Field instruments are calibrated by authorized accredited regional laboratories. These laboratories are accredited and verified by national organizations like National Metrology Institutes. In turn, national organizations are themselves checked by international organizations that use internationally accepted references and standards like the International System of Units. The processes are all documented according to strict regulations, so a history is created and can be verified. This hierarchy helps ensure that standards of reference are enforced and stay the same no matter where the measurements are performed. There are more layers than that (for example, an organization can have their own standards that they must adhere too) but you can think of it like a pyramid, with the true value on top and layers from a national organization under, accredited regional labs below and organizational standards below that, with the instruments used at the bottom. It’s also represented as a vertical chain, with each organization being a link.

What are some requirements for metrological traceability?

A major component of metrological traceability is an unbroken chain of calibrations. That means that every instrument and standard of reference is calibrated throughout the chain (or pyramid) without missing a step.

Documentation is paramount. It proves that the instruments were calibrated, where, by whom, how long ago, and much more. If errors or audits happen, they’re a good way to look at the whole process to find out what went wrong or whether the process works correctly.

It’s also important for calibration to be conducted frequently and in a timely manner. After some time, weighing instruments can drift from the calibration value , so it’s important to do it at regular intervals to keep checking that the instruments are still giving correct readings.

Measurement uncertainty must be included throughout the process, in each and every step, for every calibration. Measurement uncertainty is not the same as an error; rather, it’s the range of possible values in which the true value is situated. Despite all our scientific knowledge, we’re hardly ever 100% sure that we know the exact true value of a measurement.
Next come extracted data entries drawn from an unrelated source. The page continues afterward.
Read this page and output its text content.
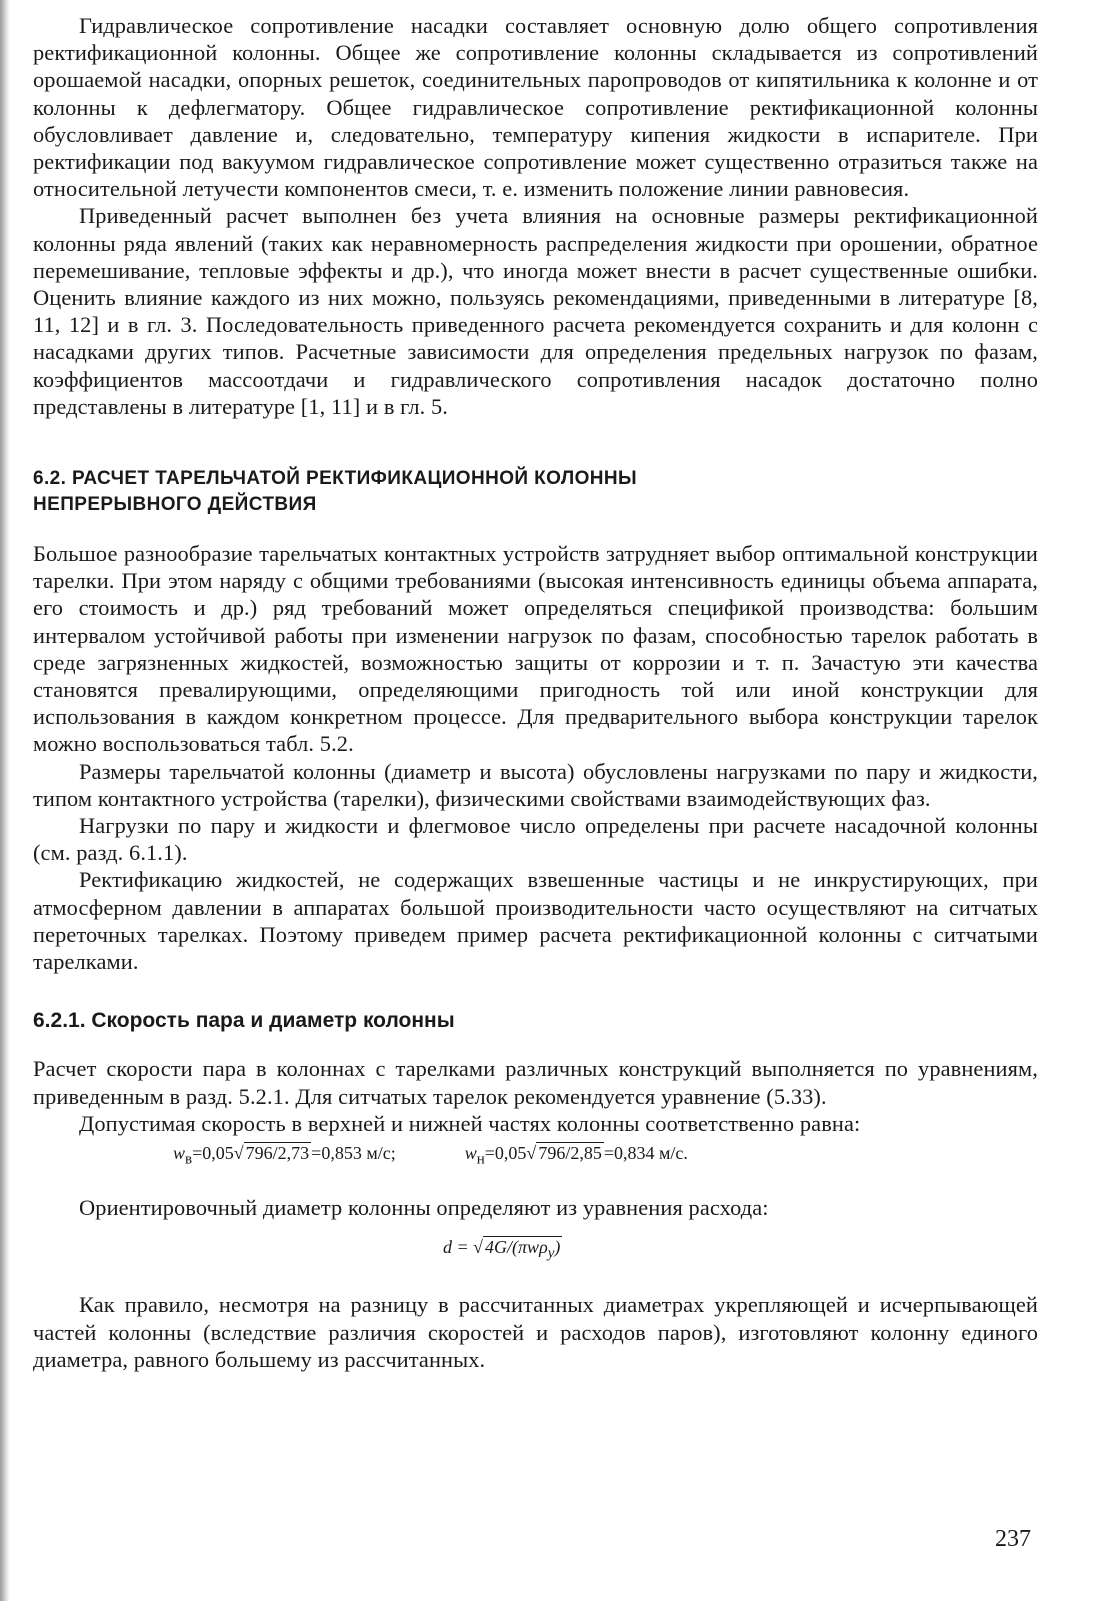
Гидравлическое сопротивление насадки составляет основную долю общего сопротивления ректификационной колонны. Общее же сопротивление колонны складывается из сопротивлений орошаемой насадки, опорных решеток, соединительных паропроводов от кипятильника к колонне и от колонны к дефлегматору. Общее гидравлическое сопротивление ректификационной колонны обусловливает давление и, следовательно, температуру кипения жидкости в испарителе. При ректификации под вакуумом гидравлическое сопротивление может существенно отразиться также на относительной летучести компонентов смеси, т. е. изменить положение линии равновесия.

Приведенный расчет выполнен без учета влияния на основные размеры ректификационной колонны ряда явлений (таких как неравномерность распределения жидкости при орошении, обратное перемешивание, тепловые эффекты и др.), что иногда может внести в расчет существенные ошибки. Оценить влияние каждого из них можно, пользуясь рекомендациями, приведенными в литературе [8, 11, 12] и в гл. 3. Последовательность приведенного расчета рекомендуется сохранить и для колонн с насадками других типов. Расчетные зависимости для определения предельных нагрузок по фазам, коэффициентов массоотдачи и гидравлического сопротивления насадок достаточно полно представлены в литературе [1, 11] и в гл. 5.

6.2. РАСЧЕТ ТАРЕЛЬЧАТОЙ РЕКТИФИКАЦИОННОЙ КОЛОННЫ
НЕПРЕРЫВНОГО ДЕЙСТВИЯ

Большое разнообразие тарельчатых контактных устройств затрудняет выбор оптимальной конструкции тарелки. При этом наряду с общими требованиями (высокая интенсивность единицы объема аппарата, его стоимость и др.) ряд требований может определяться спецификой производства: большим интервалом устойчивой работы при изменении нагрузок по фазам, способностью тарелок работать в среде загрязненных жидкостей, возможностью защиты от коррозии и т. п. Зачастую эти качества становятся превалирующими, определяющими пригодность той или иной конструкции для использования в каждом конкретном процессе. Для предварительного выбора конструкции тарелок можно воспользоваться табл. 5.2.

Размеры тарельчатой колонны (диаметр и высота) обусловлены нагрузками по пару и жидкости, типом контактного устройства (тарелки), физическими свойствами взаимодействующих фаз.

Нагрузки по пару и жидкости и флегмовое число определены при расчете насадочной колонны (см. разд. 6.1.1).

Ректификацию жидкостей, не содержащих взвешенные частицы и не инкрустирующих, при атмосферном давлении в аппаратах большой производительности часто осуществляют на ситчатых переточных тарелках. Поэтому приведем пример расчета ректификационной колонны с ситчатыми тарелками.

6.2.1. Скорость пара и диаметр колонны

Расчет скорости пара в колоннах с тарелками различных конструкций выполняется по уравнениям, приведенным в разд. 5.2.1. Для ситчатых тарелок рекомендуется уравнение (5.33).

Допустимая скорость в верхней и нижней частях колонны соответственно равна:

$w_в=0,05√$ 796/2,73 =0,853 м/с;	$w_н=0,05√$ 796/2,85 =0,834 м/с.

Ориентировочный диаметр колонны определяют из уравнения расхода:

d = √ 4G/(πwρ$_y$)

Как правило, несмотря на разницу в рассчитанных диаметрах укрепляющей и исчерпывающей частей колонны (вследствие различия скоростей и расходов паров), изготовляют колонну единого диаметра, равного большему из рассчитанных.

237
Measurement uncertainty is a way to show how confident we are that the measurement falls within the correct range. It’s not just used in metrology, but across various scientific and mathematical disciplines, from physics to accounting. If the measurement uncertainty is too high, the instrument must be recalibrated.

Adam Equipment creates products in accordance with metrological guidelines from various national and international organizations. Learn more about Adam compliance with metrological regulations here.  Our lab balances are compliant with GLP and ISO guidelines. approved scales have approval from authorized national programs like NTEP, OIML, EC-Type, NCRS, NMI and Measurement Canada. Be careful: approval and traceability are not the same thing. Approval denotes that a balance be legally used to sell goods by weight. To be traceable, a balance or scale must have been calibrated by reference weights that can be traced back in order to prove that the balance is accurate. A balance or scale can be traceable regardless of approval.